You may have heard it before from Texas oilman T. Boone Pickens about the potential for natural gas produced in the U.S. But featuring him at this year’s ARPA-E Energy Innovation Summit Tuesday near Washington, DC put a new spin on the benefits of America becoming more energy self-sufficient on the backs of the lower-emitting fossil fuel.
Pickens, who made his first fortune as an independent oilman during the takeover heyday in the 1980s, told a Summit keynote session Tuesday he’s been trying to sell policymakers on promoting U.S.-produced natural gas for decades admittedly without success.
The boom enabled by integrating horizontal drilling with hydraulic fracturing of shale natural gas rock deep underground, however, has elevated the job-creating, cost-reducing and net emissions benefits of finding and producing more natural gas on par and this and other conferences addressing the future of a smarter grid, renewable energy, energy efficiency and electric vehicles.
What a difference a few years make. Spotlighting the “Pickens Plan” is a notable sea-change in the thinking of the Summit’s organizers at the U.S. Department of Energy and perhaps even the White House.
The innovation that’s needed is not for a new technology, Pickens prodded. It’s fresh thinking about policies that can supplant much of America’s dependence on crude oil for gasoline imported partly from the Middle East.
“There is no free market for oil. Oil is controlled by OPEC,” Pickens said, urging the roughly 2,000 attendees in the room to own up to that simple fact. America has the resources and the brainpower to do something about it within even a five-year time frame — with dramatically new policies of course.
America is dependent on oil exported through the Strait of Hormuz for about 17 million barrels of oil per day, 12% of its daily consumption.
“I want us to (rely more) on our own resources,” he preached. “We have more natural gas than any other country. Nobody has been able to duplicate it around the world.

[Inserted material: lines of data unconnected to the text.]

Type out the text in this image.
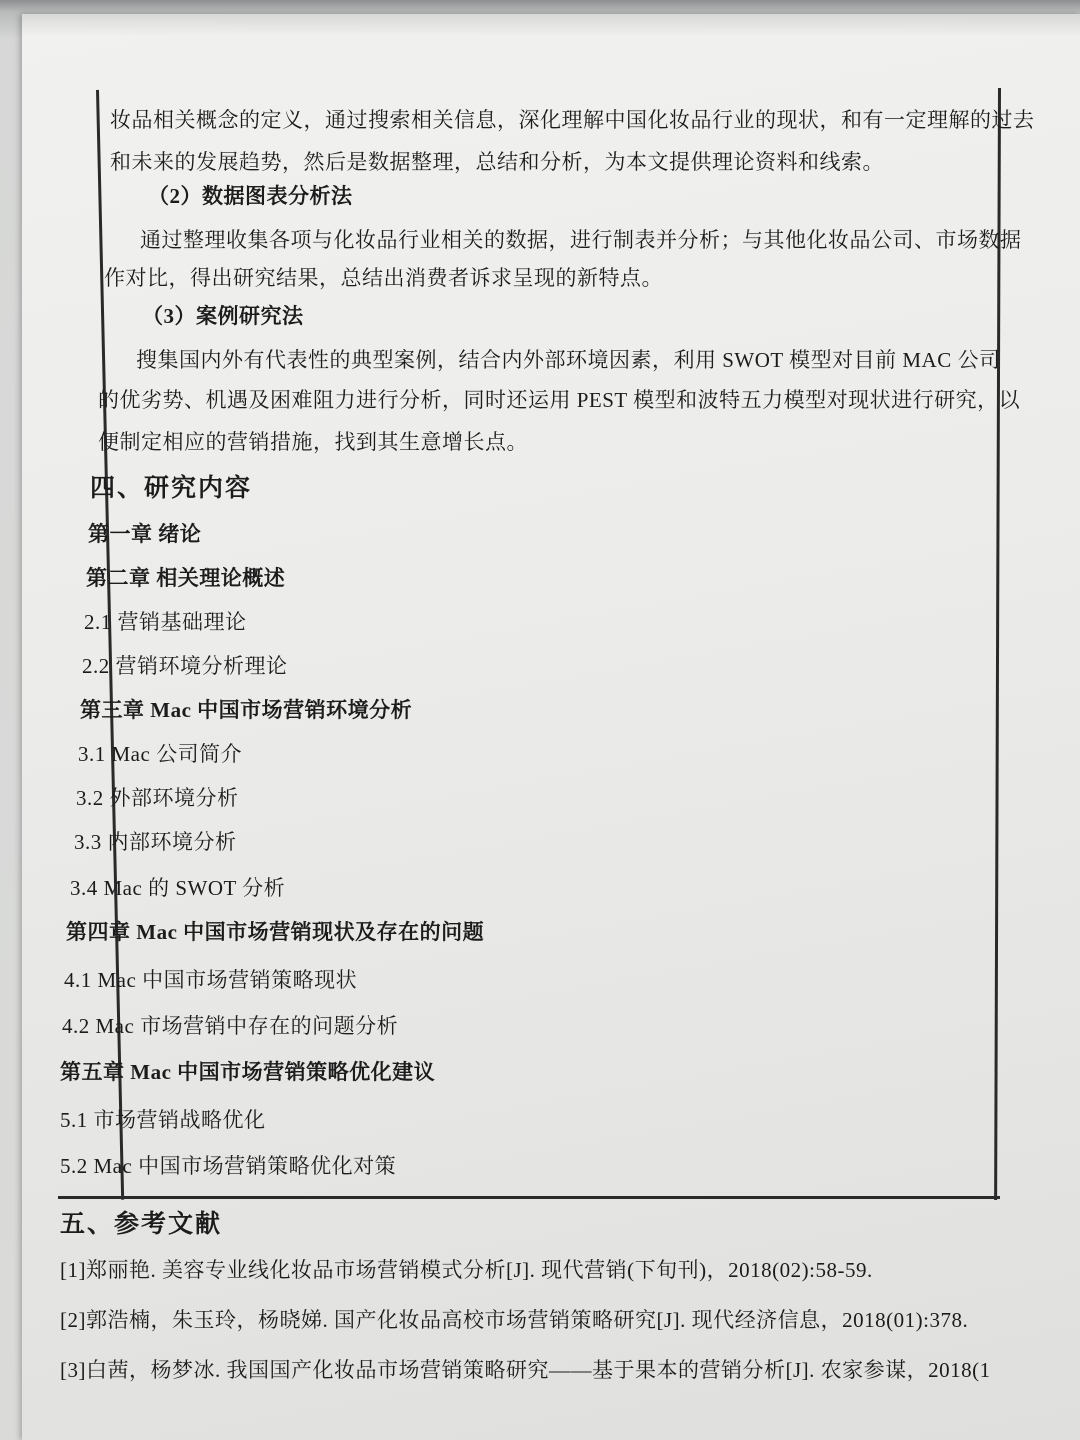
妆品相关概念的定义，通过搜索相关信息，深化理解中国化妆品行业的现状，和有一定理解的过去
和未来的发展趋势，然后是数据整理，总结和分析，为本文提供理论资料和线索。
（2）数据图表分析法
通过整理收集各项与化妆品行业相关的数据，进行制表并分析；与其他化妆品公司、市场数据
作对比，得出研究结果，总结出消费者诉求呈现的新特点。
（3）案例研究法
搜集国内外有代表性的典型案例，结合内外部环境因素，利用 SWOT 模型对目前 MAC 公司
的优劣势、机遇及困难阻力进行分析，同时还运用 PEST 模型和波特五力模型对现状进行研究，以
便制定相应的营销措施，找到其生意增长点。
四、研究内容
第一章 绪论
第二章 相关理论概述
2.1 营销基础理论
2.2 营销环境分析理论
第三章 Mac 中国市场营销环境分析
3.1 Mac 公司简介
3.2 外部环境分析
3.3 内部环境分析
3.4 Mac 的 SWOT 分析
第四章 Mac 中国市场营销现状及存在的问题
4.1 Mac 中国市场营销策略现状
4.2 Mac 市场营销中存在的问题分析
第五章 Mac 中国市场营销策略优化建议
5.1 市场营销战略优化
5.2 Mac 中国市场营销策略优化对策
五、参考文献
[1]郑丽艳. 美容专业线化妆品市场营销模式分析[J]. 现代营销(下旬刊)，2018(02):58-59.
[2]郭浩楠，朱玉玲，杨晓娣. 国产化妆品高校市场营销策略研究[J]. 现代经济信息，2018(01):378.
[3]白茜，杨梦冰. 我国国产化妆品市场营销策略研究——基于果本的营销分析[J]. 农家参谋，2018(1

We’re fools if we don’t use it. It’s cheap, it’s abundant and it’s ours.”
Pickens proposed selling — over a 10-year-period — oil from the U.S. Strategic Petroleum Reserve to boost funding for alternative energy. He also tried reviving the concept of a North American Energy Alliance between the U.S., Canada and Mexico, an idea he said was first proposed in an op-ed published in the Houston Chronicle 20 years ago.
“We can, with our resources, take care of ourselves. Develop the economy on the back of cheap energy. If you don’t pick domestic natural gas, you pick OPEC.”